12/20/10, 11:27pm. Finishing up. The next day was early beachoff, followed by six wineries (with only one bottle purchased, the cab/merlot from Xanadu, which was the priciest purchase of the trip at $64; I also liked the reds at Gralyn, but not $110 worth). Then back to Perth. Sunday we went down to Fremantle, Perth's port, where I pretty much just lay on the beach while Anita taught her tai chi class. Then we went to a barbecue birthday party for Anita's friend's sister, which was great and reminded me of the Fourth of July barbecue my family does. Monday, my last Australian day, I went into Perth itself, but just had time for lunch and one museum (which had a cool piece of Aboriginal art featuring a wall full of severed ears) before it was time to head to the airport. Thus began what could accurately be described as three redeyes in a row. I left Perth at 6:50pm and got into Auckland at 5am (local time).
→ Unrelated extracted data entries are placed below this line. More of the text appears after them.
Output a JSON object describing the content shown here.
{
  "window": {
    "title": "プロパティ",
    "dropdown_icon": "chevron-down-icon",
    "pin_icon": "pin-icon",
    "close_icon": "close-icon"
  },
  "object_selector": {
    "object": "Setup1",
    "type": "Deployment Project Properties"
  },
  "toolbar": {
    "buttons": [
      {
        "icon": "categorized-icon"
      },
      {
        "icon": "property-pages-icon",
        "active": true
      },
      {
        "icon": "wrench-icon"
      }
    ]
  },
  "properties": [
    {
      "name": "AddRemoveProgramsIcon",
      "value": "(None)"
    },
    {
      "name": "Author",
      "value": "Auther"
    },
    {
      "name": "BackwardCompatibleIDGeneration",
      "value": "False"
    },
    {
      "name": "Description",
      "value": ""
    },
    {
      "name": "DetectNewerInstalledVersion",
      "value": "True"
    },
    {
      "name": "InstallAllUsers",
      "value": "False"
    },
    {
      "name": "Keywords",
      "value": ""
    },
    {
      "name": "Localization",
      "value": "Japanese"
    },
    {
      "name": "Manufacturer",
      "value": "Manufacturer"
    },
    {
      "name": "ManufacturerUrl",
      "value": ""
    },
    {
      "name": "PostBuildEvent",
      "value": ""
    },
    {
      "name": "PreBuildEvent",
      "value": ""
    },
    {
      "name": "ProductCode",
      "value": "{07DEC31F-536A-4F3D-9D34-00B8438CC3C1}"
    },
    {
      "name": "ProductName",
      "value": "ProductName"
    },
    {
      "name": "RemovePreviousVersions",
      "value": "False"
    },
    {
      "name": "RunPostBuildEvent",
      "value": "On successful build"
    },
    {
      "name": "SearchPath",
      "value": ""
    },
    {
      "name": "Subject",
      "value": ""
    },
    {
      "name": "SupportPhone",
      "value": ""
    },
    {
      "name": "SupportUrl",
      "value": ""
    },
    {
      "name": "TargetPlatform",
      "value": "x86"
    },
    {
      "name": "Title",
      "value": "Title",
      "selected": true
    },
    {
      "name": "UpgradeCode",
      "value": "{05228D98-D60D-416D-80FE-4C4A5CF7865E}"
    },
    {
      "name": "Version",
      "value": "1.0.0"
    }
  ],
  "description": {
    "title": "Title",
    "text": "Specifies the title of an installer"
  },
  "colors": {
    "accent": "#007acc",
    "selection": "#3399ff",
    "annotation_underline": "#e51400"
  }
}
After six hours of sleep in the airport I went downtown, wandered around, had lunch, went to the maritime museum (featuring the 1995 America's Cup yacht), and got a Christmas present to my cousing. The next flight left at 11pm and got into LA at 2pm (local time). At this point my luggage contained six bottles of wine, which I believe is twice the duty-free limit, but somehow I ended up through customs without dealing with this issue. I may have gotten into the wrong line at some point, I'm not sure. Anyway, after failing to find the inter-terminal shuttle for far too long, and changing my clothes, I got on the last flight at 9:30pm and arrived at JFK at 5:30am. Then just a quick four-train journey back to Princeton, where I had time for a nice nap before yoga class and Pub Quiz.

PS. Web photo album is now complete as well (though not quite in order).